Get out of here! Just get out of here! This is my house. This is where I live! You insulted me more than enough! How dare you criticize and say only negative words to me and about me? She wanted and did say all these things to the man in front of her. They had lived together for a short time. She thought he was nice, with a vulnerable side to him. Now he kept coming at her with attack after attack. Try as she would, she didn’t understand it. What had happened? What had she done? Sometimes she had given up part of her day and schedule for him. No, it hadn’t been worth it. He had turned on her—totally turned. There was no safety—no safety as far as her life was concerned. It was all dark.

 

 

 

 

 

 

 

 

 

 

 

 

 

 

 

 

 

 

 

 

 

 

 

No Place

April 25, 2017

No Place

He hadn’t shaved in days. The smell on his body was unmistakable. He hadn’t taken any showers lately.  His tan jacket was too big for him; he had lost a lot of weight. His trousers needed a better belt. He talked about the old days and how things had been good for him back then. It wasn’t so long ago—maybe 3 or 4 years. He couldn’t remember; he thought it had been in 2012 0r 2013. His voice broke a few times, recalling people no longer around. No one dear lived near him. They were somewhere else; they were in a place he couldn’t even dream of reaching.

 

 

 

Who?

April 18, 2017

Who

Who will tell you not to seek out danger? Who will say to you: Don’t do this because no one will bail you out? When you climb down the stairs to go out into the street who is going to talk to you in a firm voice, a voice that will stop you from using the half open door?  Are you listening to other commanding now or are you, as usual,  with people who expect others to rescue you?

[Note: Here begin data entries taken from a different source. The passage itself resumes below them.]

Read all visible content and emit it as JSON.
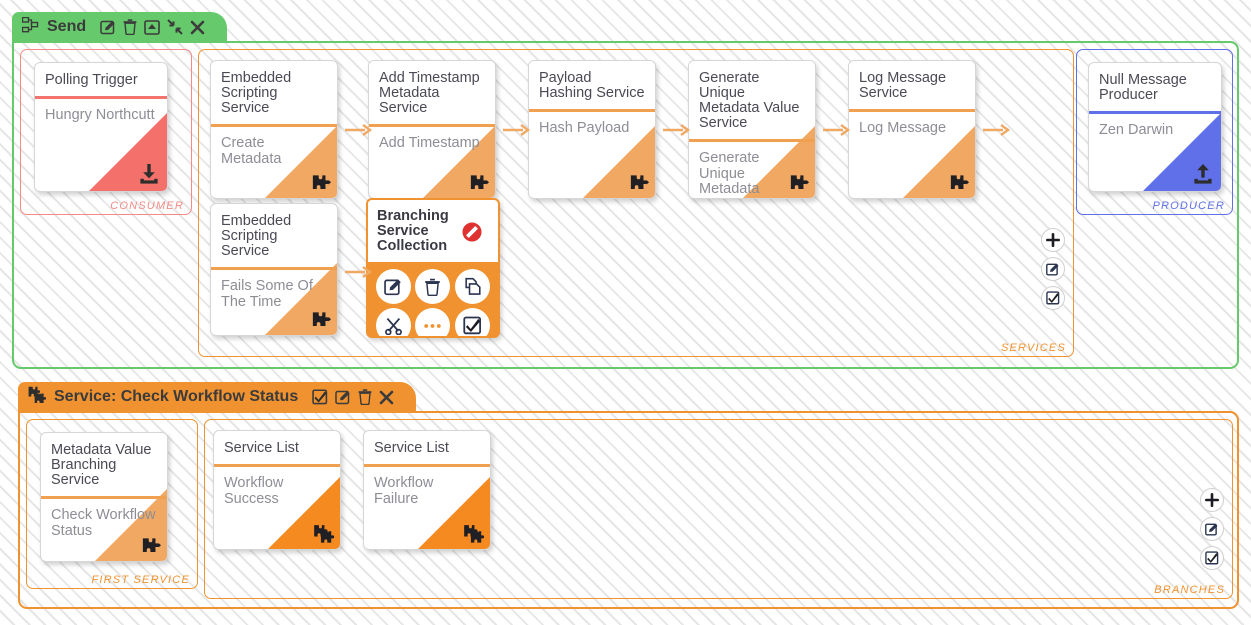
{
  "channel": {
    "header": {
      "icon": "sitemap-icon",
      "title": "Send",
      "actions": [
        {
          "name": "edit-icon",
          "label": "Edit"
        },
        {
          "name": "trash-icon",
          "label": "Delete"
        },
        {
          "name": "collapse-box-icon",
          "label": "Collapse"
        },
        {
          "name": "shrink-icon",
          "label": "Minimise"
        },
        {
          "name": "close-icon",
          "label": "Close"
        }
      ]
    },
    "consumer": {
      "label": "CONSUMER",
      "card": {
        "title": "Polling Trigger",
        "subtitle": "Hungry Northcutt",
        "corner_icon": "download-icon"
      }
    },
    "services": {
      "label": "SERVICES",
      "cards": [
        {
          "title": "Embedded Scripting Service",
          "subtitle": "Create Metadata",
          "corner_icon": "puzzle-icon"
        },
        {
          "title": "Add Timestamp Metadata Service",
          "subtitle": "Add Timestamp",
          "corner_icon": "puzzle-icon"
        },
        {
          "title": "Payload Hashing Service",
          "subtitle": "Hash Payload",
          "corner_icon": "puzzle-icon"
        },
        {
          "title": "Generate Unique Metadata Value Service",
          "subtitle": "Generate Unique Metadata",
          "corner_icon": "puzzle-icon"
        },
        {
          "title": "Log Message Service",
          "subtitle": "Log Message",
          "corner_icon": "puzzle-icon"
        },
        {
          "title": "Embedded Scripting Service",
          "subtitle": "Fails Some Of The Time",
          "corner_icon": "puzzle-icon"
        }
      ],
      "selected_card": {
        "title": "Branching Service Collection",
        "badge_icon": "no-entry-icon",
        "actions": [
          {
            "name": "edit-icon",
            "label": "Edit"
          },
          {
            "name": "trash-icon",
            "label": "Delete"
          },
          {
            "name": "copy-icon",
            "label": "Duplicate"
          },
          {
            "name": "scissors-icon",
            "label": "Cut"
          },
          {
            "name": "ellipsis-icon",
            "label": "More"
          },
          {
            "name": "checkbox-icon",
            "label": "Select"
          }
        ]
      },
      "side_buttons": [
        {
          "name": "plus-icon",
          "label": "Add"
        },
        {
          "name": "edit-icon",
          "label": "Edit"
        },
        {
          "name": "checkbox-icon",
          "label": "Select"
        }
      ]
    },
    "producer": {
      "label": "PRODUCER",
      "card": {
        "title": "Null Message Producer",
        "subtitle": "Zen Darwin",
        "corner_icon": "upload-icon"
      }
    }
  },
  "service_panel": {
    "header": {
      "icon": "branch-puzzle-icon",
      "title": "Service: Check Workflow Status",
      "actions": [
        {
          "name": "checkbox-icon",
          "label": "Select"
        },
        {
          "name": "edit-icon",
          "label": "Edit"
        },
        {
          "name": "trash-icon",
          "label": "Delete"
        },
        {
          "name": "close-icon",
          "label": "Close"
        }
      ]
    },
    "first_service": {
      "label": "FIRST SERVICE",
      "card": {
        "title": "Metadata Value Branching Service",
        "subtitle": "Check Workflow Status",
        "corner_icon": "puzzle-icon"
      }
    },
    "branches": {
      "label": "BRANCHES",
      "cards": [
        {
          "title": "Service List",
          "subtitle": "Workflow Success",
          "corner_icon": "service-list-icon"
        },
        {
          "title": "Service List",
          "subtitle": "Workflow Failure",
          "corner_icon": "service-list-icon"
        }
      ],
      "side_buttons": [
        {
          "name": "plus-icon",
          "label": "Add"
        },
        {
          "name": "edit-icon",
          "label": "Edit"
        },
        {
          "name": "checkbox-icon",
          "label": "Select"
        }
      ]
    }
  },
  "colors": {
    "channel_green": "#66c96b",
    "service_orange": "#f0922f",
    "consumer_red": "#f4736d",
    "producer_blue": "#6070e8",
    "card_corner_orange": "#f0a863"
  }
}
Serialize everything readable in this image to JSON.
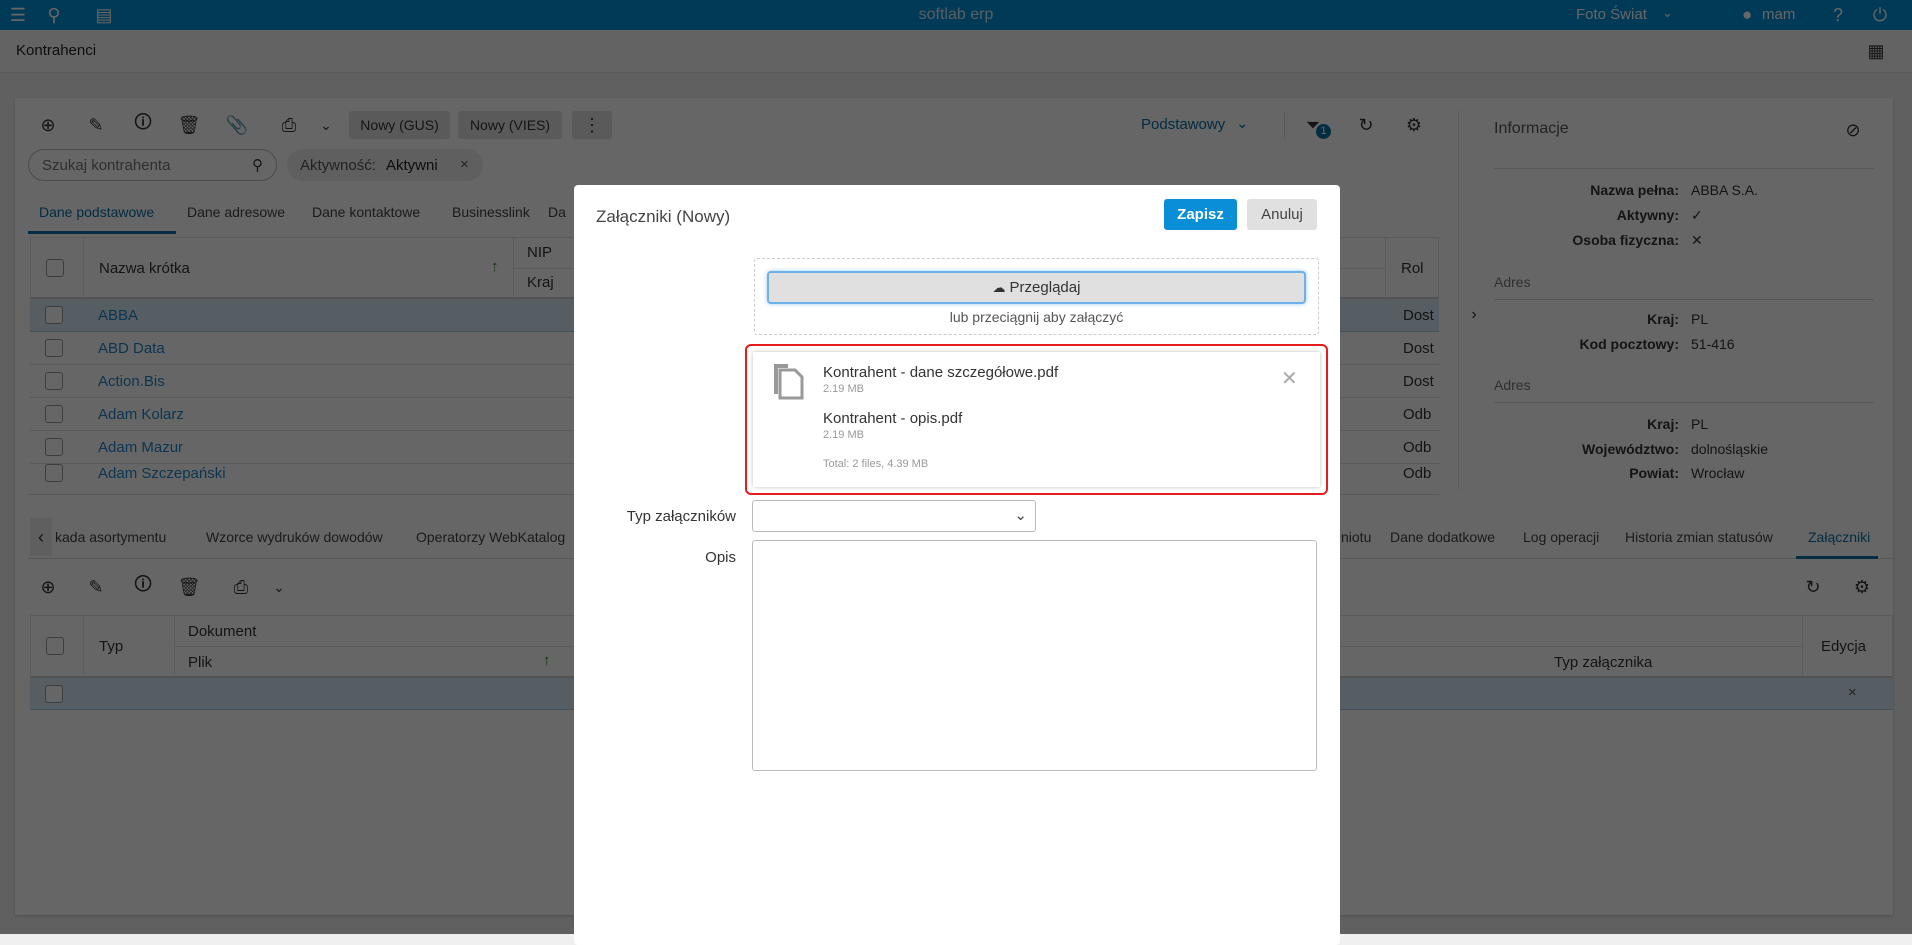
{
  "app": {
    "title": "softlab erp",
    "company": "Foto Świat",
    "user": "mam"
  },
  "page": {
    "title": "Kontrahenci"
  },
  "toolbar": {
    "nowy_gus": "Nowy (GUS)",
    "nowy_vies": "Nowy (VIES)",
    "view": "Podstawowy",
    "filter_count": "1"
  },
  "search": {
    "placeholder": "Szukaj kontrahenta",
    "value": ""
  },
  "filter_chip": {
    "label": "Aktywność:",
    "value": "Aktywni"
  },
  "tabs": [
    "Dane podstawowe",
    "Dane adresowe",
    "Dane kontaktowe",
    "Businesslink",
    "Da"
  ],
  "table": {
    "headers": {
      "name": "Nazwa krótka",
      "nip": "NIP",
      "kraj": "Kraj",
      "role": "Rol"
    },
    "rows": [
      {
        "name": "ABBA",
        "role": "Dost"
      },
      {
        "name": "ABD Data",
        "role": "Dost"
      },
      {
        "name": "Action.Bis",
        "role": "Dost"
      },
      {
        "name": "Adam Kolarz",
        "role": "Odb"
      },
      {
        "name": "Adam Mazur",
        "role": "Odb"
      },
      {
        "name": "Adam Szczepański",
        "role": "Odb"
      }
    ]
  },
  "info": {
    "title": "Informacje",
    "general": [
      {
        "label": "Nazwa pełna:",
        "value": "ABBA S.A."
      },
      {
        "label": "Aktywny:",
        "value": "✓"
      },
      {
        "label": "Osoba fizyczna:",
        "value": "✕"
      }
    ],
    "address1": {
      "title": "Adres",
      "fields": [
        {
          "label": "Kraj:",
          "value": "PL"
        },
        {
          "label": "Kod pocztowy:",
          "value": "51-416"
        }
      ]
    },
    "address2": {
      "title": "Adres",
      "fields": [
        {
          "label": "Kraj:",
          "value": "PL"
        },
        {
          "label": "Województwo:",
          "value": "dolnośląskie"
        },
        {
          "label": "Powiat:",
          "value": "Wrocław"
        }
      ]
    }
  },
  "bottom_tabs": {
    "left": [
      "kada asortymentu",
      "Wzorce wydruków dowodów",
      "Operatorzy WebKatalog"
    ],
    "right": [
      "niotu",
      "Dane dodatkowe",
      "Log operacji",
      "Historia zmian statusów",
      "Załączniki"
    ]
  },
  "bottom_table": {
    "headers": {
      "typ": "Typ",
      "dokument": "Dokument",
      "plik": "Plik",
      "typ_zal": "Typ załącznika",
      "edycja": "Edycja"
    }
  },
  "dialog": {
    "title": "Załączniki (Nowy)",
    "save": "Zapisz",
    "cancel": "Anuluj",
    "browse": "Przeglądaj",
    "drop_hint": "lub przeciągnij aby załączyć",
    "files": [
      {
        "name": "Kontrahent - dane szczegółowe.pdf",
        "size": "2.19 MB"
      },
      {
        "name": "Kontrahent - opis.pdf",
        "size": "2.19 MB"
      }
    ],
    "total": "Total: 2 files, 4.39 MB",
    "type_label": "Typ załączników",
    "type_value": "",
    "desc_label": "Opis",
    "desc_value": ""
  }
}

Are you with those who will hit you because you are on the couch taking a rest? How can I protect you now? I don’t know where you are anymore.

 

 

The Invalid

April 14, 2017

The Invalid

You still don’t understand. You were not there. You don’t know. I saw him when he was sick. I saw him at his worst; I thought it was about over for him. He lay in bed with his eyes closed. I would touch him to feel his pulse. Fine, I would say. It’s fine. I’m so happy. You’re still with us. The minute he opened his eyes he looked around the room. The sadness he must have felt was heartbreaking. I didn’t dare ask him, but I knew. He wanted his family. He wanted to see them. He didn’t care about anything or anybody else. I could imagine his wondering if they’d come back from that far away country. Nobody except them was allowed to hug or kiss him. I wanted to comfort him many times, but something held me back. I cared deeply for his welfare, yet I had to pretend to him that we were almost strangers.

 

 

 

 

 

 

 

 

 

 

 

 

 

 

 

 

 

 

 

 

 

 

 

 

 

 

 

The Man

April 11, 2017

The Man
The man is in pain. It’s no joke. The pain is all too real. He sits. His seat is a blanket in the middle of a street. Sometimes the seat is in somebody’s house. Things are iffy for him now. Things, events, are not to be trusted. He feels that they have done him enough damage. He doesn’t feel like getting more on top of every other type of damage. What more can he lose? Hasn’t he lost enough already? He sits and he sleeps. Food doesn’t exist for him anymore. Nothing exists except whatever eases, or pretends to ease, the pain.

Anything

April 11, 2017

Anything. I would do anything for you. Whatever you wanted, whatever you needed. No risk was too much of a challenge. Nothing mattered except making sure that you were happy. I could not have loved you more if I had tried. The first time I saw you, I knew. It was that simple. My heart was full and I couldn’t wait to race over to you. I had to see you no matter what.